Notes on Wasserstein distance and wormholes

Abstract

We develop the Boltzmann-Wasserstein (BW) distance, a temperature-dependent metric on the space of quantum theories, defined as the optimal W2 distance between Boltzmann-weighted energy spectra. Computing it is an optimisation over wormholes: each unitary identification of the two energy bases defines a coupling of the two boundaries in the doubled Hilbert space, and the optimum - the comonotone partition function C, which pairs states by rank - is the dominant wormhole connecting the two theories. For semiclassical theories differing by a small entropy shift, the normalised BW distance collapses to a squared horizon-area comparator, W2 ≈ (δA/4G)2/8, with the two areas evaluated at equal energy. When the Hamiltonians differ by an operator V, the BW distance equals a long-time average of the real-time thermal two-point function of V; when the thermal one-point function of V vanishes - for instance for V odd under an unbroken discrete global symmetry - a four-point representation appears at the next order.

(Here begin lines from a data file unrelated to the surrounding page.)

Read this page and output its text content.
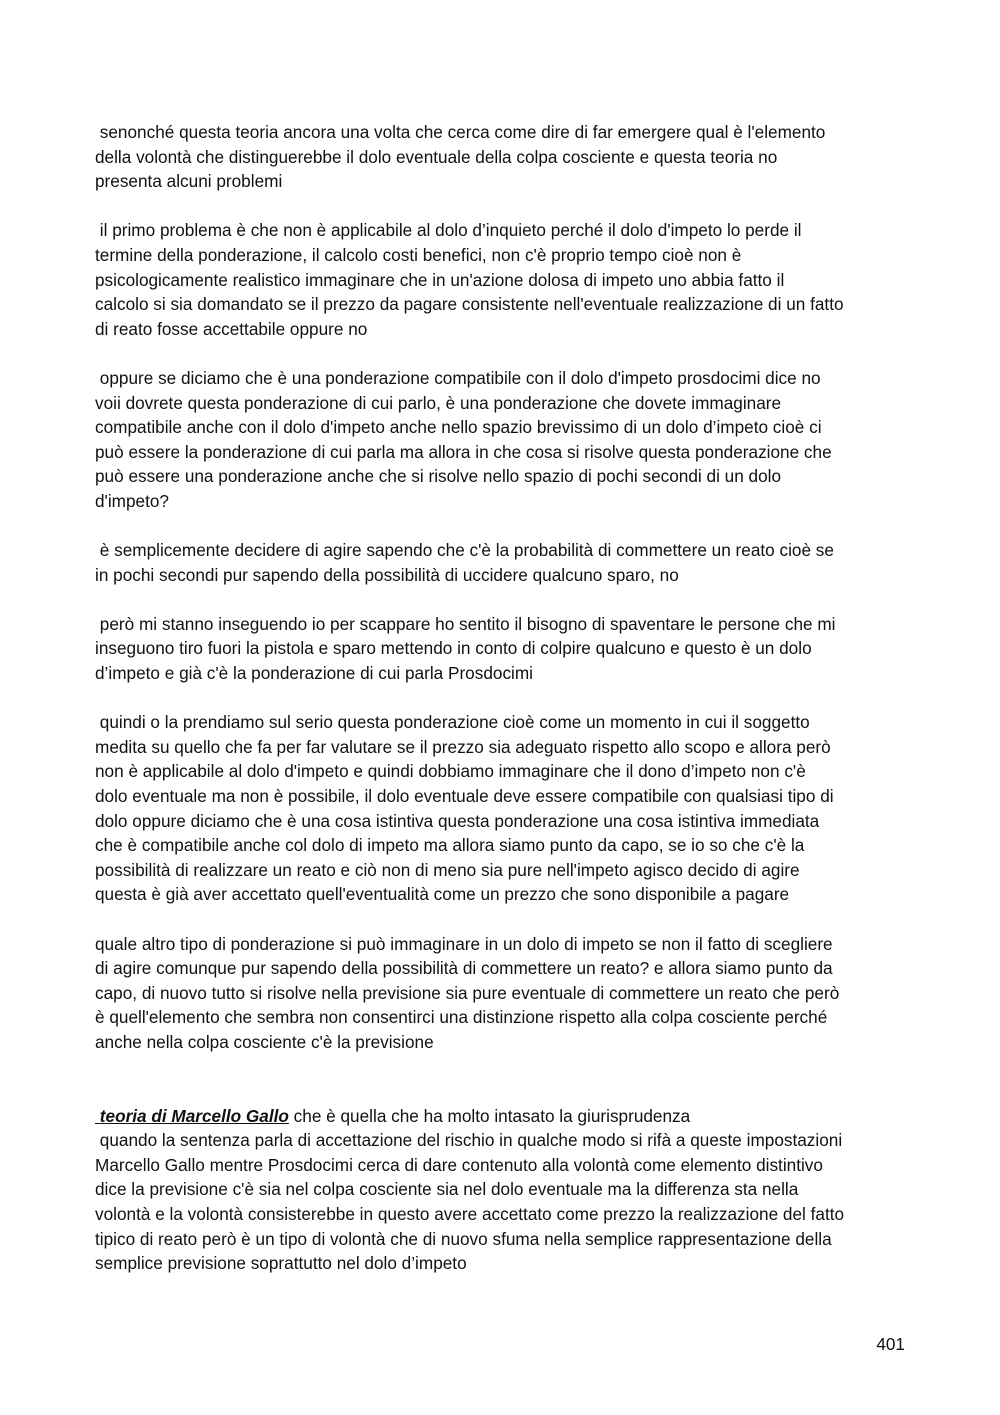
senonché questa teoria ancora una volta che cerca come dire di far emergere qual è l'elemento
della volontà che distinguerebbe il dolo eventuale della colpa cosciente e questa teoria no
presenta alcuni problemi

il primo problema è che non è applicabile al dolo d’inquieto perché il dolo d'impeto lo perde il
termine della ponderazione, il calcolo costi benefici, non c'è proprio tempo cioè non è
psicologicamente realistico immaginare che in un'azione dolosa di impeto uno abbia fatto il
calcolo si sia domandato se il prezzo da pagare consistente nell'eventuale realizzazione di un fatto
di reato fosse accettabile oppure no

oppure se diciamo che è una ponderazione compatibile con il dolo d'impeto prosdocimi dice no
voii dovrete questa ponderazione di cui parlo, è una ponderazione che dovete immaginare
compatibile anche con il dolo d'impeto anche nello spazio brevissimo di un dolo d’impeto cioè ci
può essere la ponderazione di cui parla ma allora in che cosa si risolve questa ponderazione che
può essere una ponderazione anche che si risolve nello spazio di pochi secondi di un dolo
d'impeto?

è semplicemente decidere di agire sapendo che c'è la probabilità di commettere un reato cioè se
in pochi secondi pur sapendo della possibilità di uccidere qualcuno sparo, no

però mi stanno inseguendo io per scappare ho sentito il bisogno di spaventare le persone che mi
inseguono tiro fuori la pistola e sparo mettendo in conto di colpire qualcuno e questo è un dolo
d’impeto e già c'è la ponderazione di cui parla Prosdocimi

quindi o la prendiamo sul serio questa ponderazione cioè come un momento in cui il soggetto
medita su quello che fa per far valutare se il prezzo sia adeguato rispetto allo scopo e allora però
non è applicabile al dolo d'impeto e quindi dobbiamo immaginare che il dono d’impeto non c'è
dolo eventuale ma non è possibile, il dolo eventuale deve essere compatibile con qualsiasi tipo di
dolo oppure diciamo che è una cosa istintiva questa ponderazione una cosa istintiva immediata
che è compatibile anche col dolo di impeto ma allora siamo punto da capo, se io so che c'è la
possibilità di realizzare un reato e ciò non di meno sia pure nell'impeto agisco decido di agire
questa è già aver accettato quell'eventualità come un prezzo che sono disponibile a pagare

quale altro tipo di ponderazione si può immaginare in un dolo di impeto se non il fatto di scegliere
di agire comunque pur sapendo della possibilità di commettere un reato? e allora siamo punto da
capo, di nuovo tutto si risolve nella previsione sia pure eventuale di commettere un reato che però
è quell'elemento che sembra non consentirci una distinzione rispetto alla colpa cosciente perché
anche nella colpa cosciente c'è la previsione

teoria di Marcello Gallo che è quella che ha molto intasato la giurisprudenza

quando la sentenza parla di accettazione del rischio in qualche modo si rifà a queste impostazioni
Marcello Gallo mentre Prosdocimi cerca di dare contenuto alla volontà come elemento distintivo
dice la previsione c'è sia nel colpa cosciente sia nel dolo eventuale ma la differenza sta nella
volontà e la volontà consisterebbe in questo avere accettato come prezzo la realizzazione del fatto
tipico di reato però è un tipo di volontà che di nuovo sfuma nella semplice rappresentazione della
semplice previsione soprattutto nel dolo d’impeto

401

On the gravity side we construct the classical saddle that computes C: a Schwinger-Keldysh wormhole built from two Euclidean caps sharing a single horizon, joined by Lorentzian segments that adiabatically interpolate between the two theories. Its on-shell action reproduces the spectral saddle of C - both the saddle-point conditions and the on-shell value - and the Lorentzian segments are essential: a purely Euclidean interpolation is exponentially suppressed. The saddle captures only the rearrangement of the spectrum; the perturbative representations retain in addition the variance of the matrix elements of V, invisible to the classical geometry. We work out two examples - two BTZ black holes with different cosmological constants and a TT deformation of BTZ.